Yüksek Mahkeme, son olarak 10 Ağustos'ta eski Cemaat-i İslami Partisi Milletvekili Sakhavat Hüseyin'i idama mahkum etmişti.

Bazı muhalefet partileri ve uluslararası gözlemciler, Hasina hükümeti tarafından kurulan Uluslararası Savaş Suçları Mahkemesinin adil yargılama standartlarına uymadığına ve siyasi kararlar aldığına dikkati çekiyor.

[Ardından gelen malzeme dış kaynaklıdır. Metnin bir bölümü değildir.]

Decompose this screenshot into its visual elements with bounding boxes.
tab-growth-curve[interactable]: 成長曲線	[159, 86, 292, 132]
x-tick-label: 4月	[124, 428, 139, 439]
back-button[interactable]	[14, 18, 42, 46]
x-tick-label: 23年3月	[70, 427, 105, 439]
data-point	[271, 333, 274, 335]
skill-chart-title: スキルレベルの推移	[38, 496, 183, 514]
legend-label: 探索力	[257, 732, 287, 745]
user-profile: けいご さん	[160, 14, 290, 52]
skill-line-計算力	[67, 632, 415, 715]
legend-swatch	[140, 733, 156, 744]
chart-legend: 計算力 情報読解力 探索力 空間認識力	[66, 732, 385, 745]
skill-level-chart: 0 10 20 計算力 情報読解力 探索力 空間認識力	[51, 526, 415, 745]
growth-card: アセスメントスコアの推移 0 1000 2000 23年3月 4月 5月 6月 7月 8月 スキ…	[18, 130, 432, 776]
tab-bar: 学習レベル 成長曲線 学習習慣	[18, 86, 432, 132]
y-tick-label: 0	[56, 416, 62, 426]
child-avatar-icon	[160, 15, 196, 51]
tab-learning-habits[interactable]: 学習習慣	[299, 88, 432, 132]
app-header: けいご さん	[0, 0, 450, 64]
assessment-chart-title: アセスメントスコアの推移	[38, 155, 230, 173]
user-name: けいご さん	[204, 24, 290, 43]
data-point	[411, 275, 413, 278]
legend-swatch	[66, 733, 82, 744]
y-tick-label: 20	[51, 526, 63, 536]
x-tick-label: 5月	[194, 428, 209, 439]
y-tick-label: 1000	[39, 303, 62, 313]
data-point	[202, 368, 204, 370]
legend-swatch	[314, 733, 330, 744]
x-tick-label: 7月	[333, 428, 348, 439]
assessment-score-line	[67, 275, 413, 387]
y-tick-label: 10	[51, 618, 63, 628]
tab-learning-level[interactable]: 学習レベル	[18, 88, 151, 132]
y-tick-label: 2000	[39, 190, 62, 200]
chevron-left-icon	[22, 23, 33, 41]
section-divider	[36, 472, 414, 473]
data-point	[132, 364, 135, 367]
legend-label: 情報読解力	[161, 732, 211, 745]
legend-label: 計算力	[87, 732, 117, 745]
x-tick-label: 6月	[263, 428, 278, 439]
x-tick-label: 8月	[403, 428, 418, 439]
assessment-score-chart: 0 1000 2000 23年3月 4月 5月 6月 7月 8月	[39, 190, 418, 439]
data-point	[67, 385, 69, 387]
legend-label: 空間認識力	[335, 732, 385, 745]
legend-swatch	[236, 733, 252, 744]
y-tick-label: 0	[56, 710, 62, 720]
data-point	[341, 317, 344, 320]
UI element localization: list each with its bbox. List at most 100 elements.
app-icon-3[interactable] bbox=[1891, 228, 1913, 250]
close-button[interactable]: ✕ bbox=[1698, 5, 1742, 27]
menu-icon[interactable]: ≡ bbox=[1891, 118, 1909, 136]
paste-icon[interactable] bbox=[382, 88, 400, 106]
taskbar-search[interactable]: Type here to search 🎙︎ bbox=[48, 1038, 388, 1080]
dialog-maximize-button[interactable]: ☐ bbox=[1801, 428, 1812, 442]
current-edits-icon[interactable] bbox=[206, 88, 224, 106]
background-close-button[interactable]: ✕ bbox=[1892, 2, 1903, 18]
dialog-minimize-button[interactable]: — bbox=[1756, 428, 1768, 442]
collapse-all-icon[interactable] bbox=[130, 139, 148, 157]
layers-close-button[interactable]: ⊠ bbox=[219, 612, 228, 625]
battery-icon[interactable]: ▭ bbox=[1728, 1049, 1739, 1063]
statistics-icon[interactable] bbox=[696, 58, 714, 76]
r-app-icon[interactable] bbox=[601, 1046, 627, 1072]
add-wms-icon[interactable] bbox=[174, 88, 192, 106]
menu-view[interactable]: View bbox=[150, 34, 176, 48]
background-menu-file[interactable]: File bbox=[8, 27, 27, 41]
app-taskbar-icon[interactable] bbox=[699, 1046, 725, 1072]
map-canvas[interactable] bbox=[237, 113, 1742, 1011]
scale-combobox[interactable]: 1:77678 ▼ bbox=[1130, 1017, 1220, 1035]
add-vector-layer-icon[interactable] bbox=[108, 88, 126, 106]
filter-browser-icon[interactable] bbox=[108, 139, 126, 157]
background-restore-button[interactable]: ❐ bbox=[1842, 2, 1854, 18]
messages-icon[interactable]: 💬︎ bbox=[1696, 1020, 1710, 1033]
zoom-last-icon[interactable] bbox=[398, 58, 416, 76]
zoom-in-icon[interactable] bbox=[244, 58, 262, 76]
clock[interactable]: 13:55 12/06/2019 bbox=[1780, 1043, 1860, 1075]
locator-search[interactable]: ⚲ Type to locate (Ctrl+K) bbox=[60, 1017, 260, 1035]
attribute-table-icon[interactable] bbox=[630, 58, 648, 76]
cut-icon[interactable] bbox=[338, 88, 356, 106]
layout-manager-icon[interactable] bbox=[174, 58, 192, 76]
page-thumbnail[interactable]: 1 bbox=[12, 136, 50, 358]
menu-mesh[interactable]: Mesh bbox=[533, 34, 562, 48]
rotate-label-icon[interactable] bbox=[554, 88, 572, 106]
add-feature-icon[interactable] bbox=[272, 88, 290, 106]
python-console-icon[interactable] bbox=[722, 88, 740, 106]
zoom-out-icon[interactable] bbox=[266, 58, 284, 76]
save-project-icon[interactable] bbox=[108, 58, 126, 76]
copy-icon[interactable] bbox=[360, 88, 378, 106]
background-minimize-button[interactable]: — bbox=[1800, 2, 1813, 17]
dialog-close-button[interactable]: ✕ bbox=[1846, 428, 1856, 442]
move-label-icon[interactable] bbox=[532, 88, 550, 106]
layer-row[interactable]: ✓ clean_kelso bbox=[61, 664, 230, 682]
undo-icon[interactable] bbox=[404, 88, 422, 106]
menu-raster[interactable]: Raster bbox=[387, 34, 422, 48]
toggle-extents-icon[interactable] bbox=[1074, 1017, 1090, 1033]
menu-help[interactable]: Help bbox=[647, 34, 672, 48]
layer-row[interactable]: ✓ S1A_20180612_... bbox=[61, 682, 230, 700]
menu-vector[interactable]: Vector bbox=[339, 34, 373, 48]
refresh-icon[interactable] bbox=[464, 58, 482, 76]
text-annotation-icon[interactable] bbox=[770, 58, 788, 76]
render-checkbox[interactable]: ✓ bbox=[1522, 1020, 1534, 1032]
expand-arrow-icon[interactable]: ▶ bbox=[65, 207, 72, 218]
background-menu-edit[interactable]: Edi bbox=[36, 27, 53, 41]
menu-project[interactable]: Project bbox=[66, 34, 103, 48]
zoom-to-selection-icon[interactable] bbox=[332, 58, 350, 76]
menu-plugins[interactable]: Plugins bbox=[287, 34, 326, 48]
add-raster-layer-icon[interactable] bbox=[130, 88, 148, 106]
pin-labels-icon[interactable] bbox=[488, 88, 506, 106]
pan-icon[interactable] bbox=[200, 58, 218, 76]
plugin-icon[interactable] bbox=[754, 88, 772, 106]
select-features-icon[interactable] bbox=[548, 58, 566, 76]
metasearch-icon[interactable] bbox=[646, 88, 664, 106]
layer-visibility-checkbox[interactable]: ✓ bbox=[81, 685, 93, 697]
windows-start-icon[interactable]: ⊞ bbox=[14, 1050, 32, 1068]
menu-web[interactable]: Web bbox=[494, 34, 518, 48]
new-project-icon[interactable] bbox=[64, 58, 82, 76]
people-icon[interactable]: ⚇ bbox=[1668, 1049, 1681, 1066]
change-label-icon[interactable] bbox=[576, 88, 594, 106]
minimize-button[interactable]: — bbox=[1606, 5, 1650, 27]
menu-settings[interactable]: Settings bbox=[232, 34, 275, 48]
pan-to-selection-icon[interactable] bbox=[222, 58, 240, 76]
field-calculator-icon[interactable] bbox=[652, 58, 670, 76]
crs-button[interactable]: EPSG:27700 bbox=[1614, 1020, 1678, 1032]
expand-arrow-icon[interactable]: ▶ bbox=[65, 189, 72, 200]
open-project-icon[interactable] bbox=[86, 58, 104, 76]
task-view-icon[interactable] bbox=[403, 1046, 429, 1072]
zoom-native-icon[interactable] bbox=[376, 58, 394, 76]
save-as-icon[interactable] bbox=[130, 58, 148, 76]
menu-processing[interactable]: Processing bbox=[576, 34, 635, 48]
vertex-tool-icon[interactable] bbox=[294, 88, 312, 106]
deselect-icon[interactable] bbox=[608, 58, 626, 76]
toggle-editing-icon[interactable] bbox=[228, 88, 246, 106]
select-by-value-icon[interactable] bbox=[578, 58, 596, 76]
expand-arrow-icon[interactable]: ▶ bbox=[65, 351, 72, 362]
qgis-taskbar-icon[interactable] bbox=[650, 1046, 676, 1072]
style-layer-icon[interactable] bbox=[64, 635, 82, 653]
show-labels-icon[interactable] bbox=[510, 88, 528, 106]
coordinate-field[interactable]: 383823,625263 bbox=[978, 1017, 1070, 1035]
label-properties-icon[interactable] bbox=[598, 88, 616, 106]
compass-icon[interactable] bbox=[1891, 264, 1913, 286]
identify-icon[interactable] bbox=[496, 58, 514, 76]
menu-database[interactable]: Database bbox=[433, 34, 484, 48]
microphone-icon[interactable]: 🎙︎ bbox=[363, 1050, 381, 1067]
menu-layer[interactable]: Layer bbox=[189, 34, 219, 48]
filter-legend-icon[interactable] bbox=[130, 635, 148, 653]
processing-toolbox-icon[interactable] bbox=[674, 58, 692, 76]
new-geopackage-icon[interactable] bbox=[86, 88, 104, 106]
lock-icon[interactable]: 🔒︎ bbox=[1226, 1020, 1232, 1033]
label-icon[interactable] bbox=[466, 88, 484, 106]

Cemaat-i İslami Partisi de lider kadrosuna yönelik mahkeme kararlarının siyasi olduğuna işaret ederek, halkı, Hasina hükümetinin "devlet terörüne" karşı çıkmaya çağırıyor. Parti yetkilileri, hükümetin muhalifleri bastırmak için kitlesel cinayetler, keyfi tutuklamalar, yargısız infaz ve işkence gibi suçlar işlediğini savunuyor.

Cemaat-i İslami yetkilileri, bağımsızlık savaşının ardından 1973'te çıkarılan Savaş Suçları Kanunu'na göre ancak silahlı savunma ya da yardımcı gruplara üye kişilerin savaş suçları ya da insanlığa karşı suç işlemekten yargılanabileceğini, buna karşın üyelerinden hiçbirinin silahlı gruplara üye olmadığını, dolayısıyla bu suçlamalarla yargılanamayacağını vurguluyor.

BANGLADEŞ

Hindistan'dan 1947 yılında ayrılarak bağımsızlığını ilan eden Pakistan'ın doğusu ile batısı arasında 1971'de başlayan iç savaş, bağımsız Bangladeş Devletinin kurulmasıyla son bulmuştu. Pakistan, ülkenin doğusundaki halkın bir bölümünün bağımsızlık talep etmesi üzerine bölgeye çok sayıda asker göndermişti. İç savaş sırasında Doğu Pakistan'dan yaklaşık 10 milyon sivilin evlerini terk ederek Hindistan'a göç etmesi üzerine Hindistan hükümeti, Aralık 1971'de bugünkü Bangladeş olarak bilinen Doğu Pakistan'ı işgal etmişti.

Pakistan askerlerinin Dakka'da Hindistan güvenlik güçlerine teslim olmasının ardından 16 Aralık 1971'de "Doğu Pakistan", yeni adıyla "Bangladeş" olarak bağımsızlığını ilan etmişti. Yaklaşık 9 ay süren bağımsızlık savaşı sırasında 3 milyondan fazla kişi yaşamını yitirmiş, milyonlarca kişi yaralanmıştı.